Microsoft SQL Server 2012 introduces a new collation suffix (_SC) and it supports surrogate pairs (although there is an indication that the UTF-16 encoded data must be sent little endian and I've not managed to test on a big endian machine as yet). Here is some test code:

use strict;
use warnings;
use DBI;
use Unicode::UCD 'charinfo';
use Data::Dumper;
#use charnames ':full';
use Test::More;
use Test::More::UTF8;

binmode(STDOUT, ":encoding(UTF-8)");
binmode(STDERR, ":encoding(UTF-8)");

# unicode chr above FFFF meaning it needs a surrogate pair
my $char = "\x{2317F}";
my $charinfo   = charinfo(0x2317F);
print Dumper($charinfo);

my $h = DBI->connect() or die "Failed to connect to db";

$h->{ChopBlanks} = 1;
$h->{RaiseError} = 1;

eval {
    $h->do('drop table mje');
};

# create table ensuring collation specifieds _SC
# for supplementary characters.
$h->do(q/create table mje (a nchar(20) collate Latin1_General_100_CI_AI_SC)/);

my $s = $h->prepare(q/insert into mje values(?)/);
$s->execute("\x{2317F}");

my $r = $h->selectall_arrayref(q/select a, len(a), unicode(a), datalength(a) from mje/);
print Dumper($r);
print "Ordinals of received/sent: ", ord($r->[0][0]), ", ", ord($char), "\n";
print DBI::data_diff($r->[0][0], $char);
is($r->[0][0], $char);
is($r->[0][1], 1);
is($r->[0][2], 143743);

done_testing;

which outputs:

$VAR1 = {
          'digit' => '',
          'bidi' => 'L',
          'category' => 'Lo',
          'code' => '2317F',
          'script' => 'Han',
          'combining' => '0',
          'upper' => '',
          'name' => 'CJK UNIFIED IDEOGRAPH-2317F',
          'unicode10' => '',
          'decomposition' => '',
          'comment' => '',
          'mirrored' => 'N',
          'lower' => '',
          'numeric' => '',
          'decimal' => '',
          'title' => '',
          'block' => 'CJK Unified Ideographs Extension B'
        };
$VAR1 = [
          [
            "\x{2317f}",
            1,
            143743,
            40
          ]
        ];
Ordinals of received/sent: 143743, 143743
ok 1
ok 2
ok 3
1..3

Note that I set the collation on the table but it can be set on the database.
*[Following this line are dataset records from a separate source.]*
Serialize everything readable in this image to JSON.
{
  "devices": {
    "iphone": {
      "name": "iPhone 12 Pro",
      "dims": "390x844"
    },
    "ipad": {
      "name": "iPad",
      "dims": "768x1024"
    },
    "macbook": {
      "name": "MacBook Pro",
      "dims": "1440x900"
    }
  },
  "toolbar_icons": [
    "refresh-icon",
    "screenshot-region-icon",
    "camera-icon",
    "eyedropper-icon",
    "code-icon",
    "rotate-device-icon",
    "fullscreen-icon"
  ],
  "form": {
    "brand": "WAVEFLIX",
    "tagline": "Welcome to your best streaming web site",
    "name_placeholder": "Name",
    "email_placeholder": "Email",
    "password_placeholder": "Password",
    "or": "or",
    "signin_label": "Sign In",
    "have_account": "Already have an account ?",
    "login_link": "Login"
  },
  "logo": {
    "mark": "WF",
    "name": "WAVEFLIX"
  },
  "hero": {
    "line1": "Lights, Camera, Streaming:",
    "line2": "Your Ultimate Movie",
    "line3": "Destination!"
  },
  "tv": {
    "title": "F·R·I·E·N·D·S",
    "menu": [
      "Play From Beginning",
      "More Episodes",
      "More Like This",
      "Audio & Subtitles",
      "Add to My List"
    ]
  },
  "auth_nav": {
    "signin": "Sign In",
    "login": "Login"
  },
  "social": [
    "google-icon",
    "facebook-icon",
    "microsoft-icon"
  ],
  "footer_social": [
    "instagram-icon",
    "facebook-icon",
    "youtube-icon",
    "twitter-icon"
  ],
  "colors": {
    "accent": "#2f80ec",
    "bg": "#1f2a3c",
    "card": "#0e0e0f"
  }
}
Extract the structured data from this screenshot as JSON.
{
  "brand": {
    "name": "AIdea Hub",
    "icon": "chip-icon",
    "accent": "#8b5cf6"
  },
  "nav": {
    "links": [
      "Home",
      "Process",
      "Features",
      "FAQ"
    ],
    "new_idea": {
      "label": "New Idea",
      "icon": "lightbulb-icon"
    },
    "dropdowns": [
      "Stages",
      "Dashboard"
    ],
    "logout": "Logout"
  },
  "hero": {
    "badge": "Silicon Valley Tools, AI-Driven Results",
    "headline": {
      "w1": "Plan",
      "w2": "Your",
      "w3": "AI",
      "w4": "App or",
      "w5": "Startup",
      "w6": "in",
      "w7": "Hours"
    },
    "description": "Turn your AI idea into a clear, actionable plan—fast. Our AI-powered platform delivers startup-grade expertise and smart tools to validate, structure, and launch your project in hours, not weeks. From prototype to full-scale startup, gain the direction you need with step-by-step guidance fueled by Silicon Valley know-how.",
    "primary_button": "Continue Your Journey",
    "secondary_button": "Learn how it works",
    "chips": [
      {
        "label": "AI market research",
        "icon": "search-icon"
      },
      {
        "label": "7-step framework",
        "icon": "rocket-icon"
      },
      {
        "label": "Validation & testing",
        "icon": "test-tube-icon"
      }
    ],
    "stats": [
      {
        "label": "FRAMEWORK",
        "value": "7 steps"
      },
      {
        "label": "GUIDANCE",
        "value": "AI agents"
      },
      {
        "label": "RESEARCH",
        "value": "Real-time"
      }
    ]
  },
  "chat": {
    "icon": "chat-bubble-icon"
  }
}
The basic thing to notice that differs from previous MS SQL Server versions if the length function returns 1 (for 1 character) and not as before 2.

I've tried this with the Easysoft SQL Server ODBC Driver on Linux and it seems to work fine. I've still to test big endian machines. If the data really needs to be sent little endian I may need to add an attribute to DBD::ODBC as the current implementation converts UTF-8 encoded Perl data to UTF-16 in native endianess.

Some references:

Collation and Unicode Support
International Features in Microsoft SQL Server 2005

Comments

native endianess

If the data really needs to be sent little endian I may need to add an attribute to DBD::ODBC as the current implementation converts UTF-8 encoded Perl data to UTF-16 in native endianess.

I've no idea what I was thinking when I wrote that. It is up to the ODBC Driver to sort this out.